Dieter Bauer, SKZ 46/2005

Die zentrale Bedeutung der Bibel für Kirche und Welt erneut ins Bewusstsein gerufen zu haben, gehört zu den wichtigsten Errungenschaften des Zweiten Vatikanischen Konzils (1962– 1965). Entscheidenden Anteil daran hatte die dogmatische Offenbarungskonstitution Dei Verbum(«Wort Gottes»), ein Dokument, das nach jahrelangen Vorarbeiten und Diskussionen am 18. November 1965 als einer der letzten Konzilstexte verabschiedet wurde. Der deutsche Kurienkardinal Walter Kasper spricht in diesem Zusammenhang von einem Text, der «zu einem wachsenden Bewusstsein über die Bedeutung der Heiligen Schrift geführt hat, eine Pastoral der Bibel förderte und der wissenschaftlichen Bibelforschung neue Impulse gab».

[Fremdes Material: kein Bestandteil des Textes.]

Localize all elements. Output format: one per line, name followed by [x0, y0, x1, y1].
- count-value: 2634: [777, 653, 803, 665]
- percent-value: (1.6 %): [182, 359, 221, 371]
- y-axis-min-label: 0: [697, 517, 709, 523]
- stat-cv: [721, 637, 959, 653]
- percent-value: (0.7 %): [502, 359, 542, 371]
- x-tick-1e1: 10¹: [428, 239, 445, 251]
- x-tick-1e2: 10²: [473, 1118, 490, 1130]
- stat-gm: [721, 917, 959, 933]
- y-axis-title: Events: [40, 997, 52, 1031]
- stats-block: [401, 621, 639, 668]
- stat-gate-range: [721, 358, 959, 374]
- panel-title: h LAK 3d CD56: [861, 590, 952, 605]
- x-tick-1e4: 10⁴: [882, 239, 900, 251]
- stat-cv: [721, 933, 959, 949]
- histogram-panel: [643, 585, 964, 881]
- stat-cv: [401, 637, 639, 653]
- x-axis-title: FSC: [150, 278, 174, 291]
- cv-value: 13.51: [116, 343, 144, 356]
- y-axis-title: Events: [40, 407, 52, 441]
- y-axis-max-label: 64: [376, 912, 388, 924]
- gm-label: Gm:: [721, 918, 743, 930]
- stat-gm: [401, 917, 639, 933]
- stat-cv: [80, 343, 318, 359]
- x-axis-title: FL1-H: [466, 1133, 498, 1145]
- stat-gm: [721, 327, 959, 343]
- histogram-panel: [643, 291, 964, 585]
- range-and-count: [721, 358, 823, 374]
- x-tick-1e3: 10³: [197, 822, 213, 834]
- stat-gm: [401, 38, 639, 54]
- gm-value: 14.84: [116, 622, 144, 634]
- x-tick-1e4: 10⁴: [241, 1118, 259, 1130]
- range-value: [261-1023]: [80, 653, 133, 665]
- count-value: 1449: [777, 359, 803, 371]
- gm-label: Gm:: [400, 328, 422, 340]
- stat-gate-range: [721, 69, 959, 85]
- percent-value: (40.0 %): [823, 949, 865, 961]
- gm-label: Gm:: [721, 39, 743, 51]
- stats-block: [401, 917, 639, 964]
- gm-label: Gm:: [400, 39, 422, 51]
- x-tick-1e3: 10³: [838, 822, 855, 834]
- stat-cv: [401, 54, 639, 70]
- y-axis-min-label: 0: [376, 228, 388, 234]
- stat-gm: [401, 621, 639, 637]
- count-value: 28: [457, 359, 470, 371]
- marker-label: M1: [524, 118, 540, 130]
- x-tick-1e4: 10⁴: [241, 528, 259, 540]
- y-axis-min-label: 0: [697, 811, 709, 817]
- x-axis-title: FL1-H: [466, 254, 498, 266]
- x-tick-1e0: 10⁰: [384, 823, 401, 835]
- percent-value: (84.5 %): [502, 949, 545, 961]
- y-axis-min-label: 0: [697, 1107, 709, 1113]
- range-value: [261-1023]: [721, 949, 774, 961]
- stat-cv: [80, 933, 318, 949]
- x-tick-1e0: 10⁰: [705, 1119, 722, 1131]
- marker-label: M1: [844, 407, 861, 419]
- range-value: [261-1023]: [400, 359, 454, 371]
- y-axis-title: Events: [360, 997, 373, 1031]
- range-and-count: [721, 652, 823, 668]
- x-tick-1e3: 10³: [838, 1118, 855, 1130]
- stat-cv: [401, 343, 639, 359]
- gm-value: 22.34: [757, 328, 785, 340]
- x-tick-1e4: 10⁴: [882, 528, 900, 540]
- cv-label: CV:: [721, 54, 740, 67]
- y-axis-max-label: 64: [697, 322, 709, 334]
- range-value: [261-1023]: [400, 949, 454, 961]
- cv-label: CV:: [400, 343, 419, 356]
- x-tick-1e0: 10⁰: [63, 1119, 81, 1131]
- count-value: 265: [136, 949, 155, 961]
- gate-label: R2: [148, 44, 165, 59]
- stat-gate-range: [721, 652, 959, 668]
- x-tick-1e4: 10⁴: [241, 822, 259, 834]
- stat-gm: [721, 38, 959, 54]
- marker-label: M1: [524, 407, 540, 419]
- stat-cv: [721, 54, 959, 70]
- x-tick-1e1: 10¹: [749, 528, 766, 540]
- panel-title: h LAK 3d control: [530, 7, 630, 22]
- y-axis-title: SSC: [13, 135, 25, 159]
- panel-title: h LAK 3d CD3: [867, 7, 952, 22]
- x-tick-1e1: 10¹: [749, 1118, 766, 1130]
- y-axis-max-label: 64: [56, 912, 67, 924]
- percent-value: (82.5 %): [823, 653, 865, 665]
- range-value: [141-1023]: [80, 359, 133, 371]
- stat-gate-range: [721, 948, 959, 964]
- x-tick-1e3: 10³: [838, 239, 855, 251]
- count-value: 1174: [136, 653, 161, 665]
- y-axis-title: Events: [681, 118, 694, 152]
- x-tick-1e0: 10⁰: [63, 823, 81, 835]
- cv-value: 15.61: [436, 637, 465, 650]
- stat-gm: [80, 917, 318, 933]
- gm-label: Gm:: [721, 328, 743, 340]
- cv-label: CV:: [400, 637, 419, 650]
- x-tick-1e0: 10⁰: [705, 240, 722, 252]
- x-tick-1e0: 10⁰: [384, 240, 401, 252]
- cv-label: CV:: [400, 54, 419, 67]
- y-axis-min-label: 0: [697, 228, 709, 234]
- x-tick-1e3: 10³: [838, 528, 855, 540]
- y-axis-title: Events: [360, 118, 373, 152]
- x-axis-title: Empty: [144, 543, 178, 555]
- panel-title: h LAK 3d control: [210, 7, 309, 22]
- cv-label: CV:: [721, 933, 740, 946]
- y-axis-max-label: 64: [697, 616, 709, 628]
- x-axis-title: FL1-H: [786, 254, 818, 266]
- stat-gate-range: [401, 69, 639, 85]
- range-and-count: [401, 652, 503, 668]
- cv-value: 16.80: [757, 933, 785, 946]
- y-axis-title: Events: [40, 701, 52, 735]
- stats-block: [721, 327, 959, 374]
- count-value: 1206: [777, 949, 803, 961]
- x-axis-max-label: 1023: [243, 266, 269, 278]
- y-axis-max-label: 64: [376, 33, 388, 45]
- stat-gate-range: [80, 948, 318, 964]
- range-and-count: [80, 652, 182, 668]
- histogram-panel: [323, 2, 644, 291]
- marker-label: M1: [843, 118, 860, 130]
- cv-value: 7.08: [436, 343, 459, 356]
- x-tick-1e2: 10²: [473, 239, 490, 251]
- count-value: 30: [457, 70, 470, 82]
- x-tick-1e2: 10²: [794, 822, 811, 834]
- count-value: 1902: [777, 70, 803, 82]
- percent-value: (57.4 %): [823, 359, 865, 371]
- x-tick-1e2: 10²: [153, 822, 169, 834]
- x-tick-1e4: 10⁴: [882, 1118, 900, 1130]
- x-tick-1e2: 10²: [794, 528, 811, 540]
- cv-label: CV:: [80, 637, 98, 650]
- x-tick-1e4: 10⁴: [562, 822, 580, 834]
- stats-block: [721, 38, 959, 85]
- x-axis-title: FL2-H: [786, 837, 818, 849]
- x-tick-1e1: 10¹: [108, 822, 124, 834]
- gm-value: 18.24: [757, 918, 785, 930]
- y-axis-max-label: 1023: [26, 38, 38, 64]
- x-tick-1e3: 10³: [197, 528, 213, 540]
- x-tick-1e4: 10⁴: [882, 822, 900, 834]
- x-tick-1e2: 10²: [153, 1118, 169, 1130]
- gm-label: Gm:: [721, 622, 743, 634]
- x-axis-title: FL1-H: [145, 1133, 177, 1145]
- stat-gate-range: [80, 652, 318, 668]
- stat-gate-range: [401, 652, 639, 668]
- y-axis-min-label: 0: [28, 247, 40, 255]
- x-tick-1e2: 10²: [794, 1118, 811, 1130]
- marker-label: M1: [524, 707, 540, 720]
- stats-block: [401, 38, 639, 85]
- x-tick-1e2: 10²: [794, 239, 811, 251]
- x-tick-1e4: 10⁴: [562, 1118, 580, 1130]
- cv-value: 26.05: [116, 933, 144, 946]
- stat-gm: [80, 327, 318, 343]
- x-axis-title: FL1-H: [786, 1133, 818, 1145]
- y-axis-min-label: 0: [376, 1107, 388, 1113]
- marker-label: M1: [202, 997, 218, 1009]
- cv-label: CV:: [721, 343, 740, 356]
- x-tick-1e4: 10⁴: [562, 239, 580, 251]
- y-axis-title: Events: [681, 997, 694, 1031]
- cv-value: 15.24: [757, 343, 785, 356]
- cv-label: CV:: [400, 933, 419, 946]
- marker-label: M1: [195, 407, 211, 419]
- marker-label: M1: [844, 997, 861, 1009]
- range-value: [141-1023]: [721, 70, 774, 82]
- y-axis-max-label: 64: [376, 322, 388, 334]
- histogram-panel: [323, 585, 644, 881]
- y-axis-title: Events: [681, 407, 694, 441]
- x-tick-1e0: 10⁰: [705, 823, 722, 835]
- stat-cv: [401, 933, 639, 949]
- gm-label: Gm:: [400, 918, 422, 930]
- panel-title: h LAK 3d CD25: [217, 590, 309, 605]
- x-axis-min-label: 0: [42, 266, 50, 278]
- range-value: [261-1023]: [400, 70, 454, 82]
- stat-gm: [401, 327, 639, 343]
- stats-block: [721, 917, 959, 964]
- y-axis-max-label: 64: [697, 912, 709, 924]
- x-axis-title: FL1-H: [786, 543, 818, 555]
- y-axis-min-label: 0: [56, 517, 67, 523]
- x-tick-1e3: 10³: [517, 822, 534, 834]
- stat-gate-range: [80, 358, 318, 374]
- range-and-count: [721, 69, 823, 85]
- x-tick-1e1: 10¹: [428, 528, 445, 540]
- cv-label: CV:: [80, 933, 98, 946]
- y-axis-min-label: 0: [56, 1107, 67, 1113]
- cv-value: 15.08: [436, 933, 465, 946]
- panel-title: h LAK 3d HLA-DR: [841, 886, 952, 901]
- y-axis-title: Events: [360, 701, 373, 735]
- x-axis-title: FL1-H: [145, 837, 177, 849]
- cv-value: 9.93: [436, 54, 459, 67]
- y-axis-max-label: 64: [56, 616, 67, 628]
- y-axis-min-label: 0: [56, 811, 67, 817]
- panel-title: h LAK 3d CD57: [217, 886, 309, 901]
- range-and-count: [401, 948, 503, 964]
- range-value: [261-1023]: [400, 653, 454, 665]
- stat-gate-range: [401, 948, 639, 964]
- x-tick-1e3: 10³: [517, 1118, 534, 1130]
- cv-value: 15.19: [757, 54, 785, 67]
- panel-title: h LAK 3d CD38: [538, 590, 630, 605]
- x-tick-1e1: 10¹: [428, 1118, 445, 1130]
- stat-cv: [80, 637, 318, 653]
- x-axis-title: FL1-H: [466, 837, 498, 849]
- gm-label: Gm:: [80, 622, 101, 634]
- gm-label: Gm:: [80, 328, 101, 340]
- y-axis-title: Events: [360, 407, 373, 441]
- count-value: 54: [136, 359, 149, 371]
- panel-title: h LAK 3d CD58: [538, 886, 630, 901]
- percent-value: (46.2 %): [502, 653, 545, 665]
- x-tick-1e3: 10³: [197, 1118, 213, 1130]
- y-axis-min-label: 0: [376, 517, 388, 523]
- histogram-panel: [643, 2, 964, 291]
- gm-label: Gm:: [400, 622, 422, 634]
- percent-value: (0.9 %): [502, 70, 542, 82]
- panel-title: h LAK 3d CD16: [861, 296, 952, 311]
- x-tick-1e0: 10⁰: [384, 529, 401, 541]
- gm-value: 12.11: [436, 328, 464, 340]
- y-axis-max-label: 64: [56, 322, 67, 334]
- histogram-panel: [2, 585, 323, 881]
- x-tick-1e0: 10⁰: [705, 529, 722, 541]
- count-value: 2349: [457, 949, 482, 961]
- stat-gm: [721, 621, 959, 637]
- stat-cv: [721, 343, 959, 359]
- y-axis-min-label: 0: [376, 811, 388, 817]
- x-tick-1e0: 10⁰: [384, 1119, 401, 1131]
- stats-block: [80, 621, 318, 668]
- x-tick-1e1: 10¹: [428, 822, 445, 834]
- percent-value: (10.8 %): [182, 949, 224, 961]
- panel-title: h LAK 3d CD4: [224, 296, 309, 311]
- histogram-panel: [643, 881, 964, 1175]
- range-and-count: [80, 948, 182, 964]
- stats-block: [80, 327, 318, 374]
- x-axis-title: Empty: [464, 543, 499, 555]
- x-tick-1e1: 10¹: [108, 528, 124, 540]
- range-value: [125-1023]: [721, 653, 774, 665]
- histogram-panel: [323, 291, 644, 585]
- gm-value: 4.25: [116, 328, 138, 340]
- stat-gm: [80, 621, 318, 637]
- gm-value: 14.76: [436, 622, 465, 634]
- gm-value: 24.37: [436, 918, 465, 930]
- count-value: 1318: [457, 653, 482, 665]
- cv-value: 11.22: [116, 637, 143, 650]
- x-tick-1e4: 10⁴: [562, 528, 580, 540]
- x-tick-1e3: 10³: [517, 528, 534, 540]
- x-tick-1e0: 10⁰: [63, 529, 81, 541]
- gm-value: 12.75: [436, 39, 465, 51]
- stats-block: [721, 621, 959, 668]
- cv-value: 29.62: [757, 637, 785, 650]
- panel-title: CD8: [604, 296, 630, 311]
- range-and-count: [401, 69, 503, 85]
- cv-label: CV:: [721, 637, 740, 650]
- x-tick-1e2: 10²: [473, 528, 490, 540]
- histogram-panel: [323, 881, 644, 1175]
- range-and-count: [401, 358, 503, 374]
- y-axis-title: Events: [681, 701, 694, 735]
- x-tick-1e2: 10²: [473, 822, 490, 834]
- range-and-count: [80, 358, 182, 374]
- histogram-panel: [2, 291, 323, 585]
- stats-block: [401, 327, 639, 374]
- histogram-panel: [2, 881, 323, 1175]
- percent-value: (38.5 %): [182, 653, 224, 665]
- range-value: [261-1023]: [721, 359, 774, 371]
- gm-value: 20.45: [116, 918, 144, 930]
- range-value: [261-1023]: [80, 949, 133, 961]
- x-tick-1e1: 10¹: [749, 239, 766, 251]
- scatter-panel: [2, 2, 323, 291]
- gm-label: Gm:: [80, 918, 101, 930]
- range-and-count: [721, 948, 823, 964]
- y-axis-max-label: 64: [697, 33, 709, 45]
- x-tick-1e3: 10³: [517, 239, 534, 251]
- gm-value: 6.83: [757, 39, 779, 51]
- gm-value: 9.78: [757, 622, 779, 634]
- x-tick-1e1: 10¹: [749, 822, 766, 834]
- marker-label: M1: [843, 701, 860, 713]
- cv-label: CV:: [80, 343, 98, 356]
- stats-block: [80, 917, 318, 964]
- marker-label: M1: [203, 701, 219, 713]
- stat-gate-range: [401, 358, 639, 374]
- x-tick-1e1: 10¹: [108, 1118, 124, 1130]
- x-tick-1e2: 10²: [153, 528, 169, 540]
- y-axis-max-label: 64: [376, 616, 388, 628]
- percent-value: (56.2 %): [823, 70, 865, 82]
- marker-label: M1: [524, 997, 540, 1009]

Internationaler bibelpastoraler Kongress in Rom über 40 Jahre «Dei Verbum»
Aus Anlass des 40jährigen Jubiläums von Dei Verbumveranstalteten deshalb die Katholische Bibelföderation (KBF) mit ihrem Präsidenten Bischof Vincenzo Paglia und der Päpstliche Rat zur Förderung der Einheit der Christen unter seinem Präsidenten Kardinal Walter Kasper gemeinsam einen internationalen bibelpastoralen Kongress in Rom unter dem Motto «Die Heilige Schrift im Leben der Kirche: 40 Jahre Dei Verbum». Die KBF, eine internationale Organisation mit mehr als 300 Mitgliedsinstitutionen in 127 Ländern, wurde nach dem Konzil von Papst Paul VI. gegründet, um die weltweite Bibelpastoral im katholischen Bereich zu fördern und zu koordinieren. Über 400 Teilnehmerinnen und Teilnehmer aus 98 Ländern nahmen an diesem Kongress teil, der vom 14. bis 18. September 2005 im Aurelia Convention Center stattfand. Neben zahlreichen Kardinälen und Bischöfen waren es vor allem Organisationen, Bewegungen und Einzelpersonen, die sich in unterschiedlichster Weise in den Bereichen Bibelarbeit, Bibelübersetzung oder Bibelwissenschaft engagieren. Auch Repräsentanten anderer Kirchen, kirchlicher Gemeinschaften und Religionsgemeinschaften waren geladen.

Das Programm
Insgesamt 18 Podiumsveranstaltungen und Diskussionsforen beschäftigten sich mit aktuellen Fragen der Bibelpastoral. Schwerpunkte waren dabei unter anderem: Exegese, Katechese und Liturgie, Themen der Ökumene und des interreligiösen Dialogs mit Judentum, Islam, Hinduismus und Buddhismus, die Herausforderungen durch Sekten und das wachsende Problem des Fundamentalismus, die Frage religiöser Werte in einem säkularisierten Umfeld und das Thema Gerechtigkeit und Frieden in einer globalisierten Welt. Parallel zum Kongress fand eine Ausstellung «Ut Dei Verbumcurrat: Auf dass Gottes Wort seinen Lauf nehme» statt, bei der etwa 30 bibelpastorale Organisationen Materialien und Informationen rund um die Bibel präsentierten – von Bibelübersetzungen, Fachbüchern und Zeitschriften über Kursprogramme und Ausbildungsmodelle bis hin zu Materialen für Internet, Radio und Fernsehen. Einen weiteren interessanten Programmpunkt bildete das Forum «Kreative Zugänge zur Bibel», das Einblicke in die Vielfalt der praktischen Bibelarbeit in aller Welt bot. Im Forum wurden innovative Konzepte und erfolgreiche Bibel-Projekte vorgestellt, konnten neue Ideen ausgetauscht und internationale Kontakte geknüpft werden. Gemeinsame Gottesdienste und kulturelle Veranstaltungen rundeten das umfangreiche Programm ab.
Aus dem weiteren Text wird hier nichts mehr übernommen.